Harven, of Vallejo, was the operations director of Together, United, Recommitted, Forever, a nonprofit known as TURF, which provided academic support and job training to students in Sunnydale and Visitacion Valley and received funding from San Francisco and the U.S. Department of Housing and Urban Development.
According to her plea agreement, Harven wrote at least 102 checks to herself totaling at least $241,192.34 from April 2015 to December 2018. Harven admitted to forging the signature of TURF’s executive director, indicating in many of the checks’ memo lines that the payments were for “payroll taxes.”
“I spent the TURF funds I misappropriated on, among other things, groceries, gas, rent, utilities and clothing, and at restaurants, online, and on travel expenses, including at casinos in Las Vegas,” Harven said in her plea agreement. “I also used TURF funds to pay business expenses for my bakery — including to fund a trip I took to the SoFlo Cake & Candy Expo in Miami, Florida in 2017, and to pay business rent in August 2018.”

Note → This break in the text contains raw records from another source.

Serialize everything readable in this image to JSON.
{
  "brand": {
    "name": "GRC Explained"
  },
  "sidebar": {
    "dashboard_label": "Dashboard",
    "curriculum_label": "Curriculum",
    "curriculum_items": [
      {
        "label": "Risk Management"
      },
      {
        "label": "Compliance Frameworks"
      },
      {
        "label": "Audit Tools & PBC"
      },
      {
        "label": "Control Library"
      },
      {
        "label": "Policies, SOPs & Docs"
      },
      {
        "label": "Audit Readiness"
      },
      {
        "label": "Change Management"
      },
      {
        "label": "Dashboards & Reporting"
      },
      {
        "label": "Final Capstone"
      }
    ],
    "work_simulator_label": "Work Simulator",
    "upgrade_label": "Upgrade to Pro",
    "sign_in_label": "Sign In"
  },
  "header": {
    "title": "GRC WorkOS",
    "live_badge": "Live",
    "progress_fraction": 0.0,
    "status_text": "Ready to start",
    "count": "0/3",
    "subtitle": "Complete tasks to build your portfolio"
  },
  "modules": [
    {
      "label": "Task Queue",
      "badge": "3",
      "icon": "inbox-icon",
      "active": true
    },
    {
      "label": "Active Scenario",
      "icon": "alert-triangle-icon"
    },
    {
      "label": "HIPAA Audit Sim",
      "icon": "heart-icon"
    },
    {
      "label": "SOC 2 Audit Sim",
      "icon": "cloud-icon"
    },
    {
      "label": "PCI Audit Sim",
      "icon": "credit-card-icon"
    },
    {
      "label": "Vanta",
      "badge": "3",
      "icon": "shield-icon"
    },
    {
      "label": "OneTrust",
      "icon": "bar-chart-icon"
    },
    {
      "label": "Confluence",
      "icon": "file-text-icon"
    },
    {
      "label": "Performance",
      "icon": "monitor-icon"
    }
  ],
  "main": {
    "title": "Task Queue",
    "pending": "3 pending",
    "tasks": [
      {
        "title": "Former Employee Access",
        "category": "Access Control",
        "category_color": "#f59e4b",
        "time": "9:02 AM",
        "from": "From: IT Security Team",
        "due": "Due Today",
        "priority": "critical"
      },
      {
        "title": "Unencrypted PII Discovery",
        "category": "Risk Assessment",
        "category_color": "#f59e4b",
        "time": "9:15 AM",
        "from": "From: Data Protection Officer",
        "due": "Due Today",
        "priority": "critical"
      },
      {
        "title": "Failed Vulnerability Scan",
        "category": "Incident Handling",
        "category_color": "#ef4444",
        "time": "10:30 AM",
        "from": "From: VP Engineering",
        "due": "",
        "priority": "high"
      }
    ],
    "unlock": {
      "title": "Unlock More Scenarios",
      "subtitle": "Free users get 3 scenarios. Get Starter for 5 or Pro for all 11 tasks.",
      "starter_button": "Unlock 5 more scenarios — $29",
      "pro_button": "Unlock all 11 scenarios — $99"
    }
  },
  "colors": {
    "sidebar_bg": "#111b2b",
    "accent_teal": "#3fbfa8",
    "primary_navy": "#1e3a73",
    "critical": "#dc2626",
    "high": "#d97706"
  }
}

Harven also admitted to deceiving the nonprofit’s outside accountants after they asked for records to substantiate her claim that TURF had paid its payroll taxes, and she acknowledged intercepting and concealing “dozens of communications” from the state of California regarding the nonprofit’s unpaid payroll taxes.
When the nonprofit’s leadership confronted Harven with evidence of her fraud, she tried to blame the executive director, Kim Mitchell, claiming that he had instructed her to embezzle the funds and send them to him, according to the plea agreement. Mitchell was not available for comment Saturday morning.
In the wake of Harven’s fraud, the nonprofit was forced to permanently close.
Harven’s public defender did not respond to a request for comment.
“Why do you have to write a story?” Harven replied to a request for comment. “It’s my personal business. It’s not news, it’s my life.”
Harven faces up to 20 years in prison and fines of up to $250,000 and will be required to pay restitution of at least $241,000.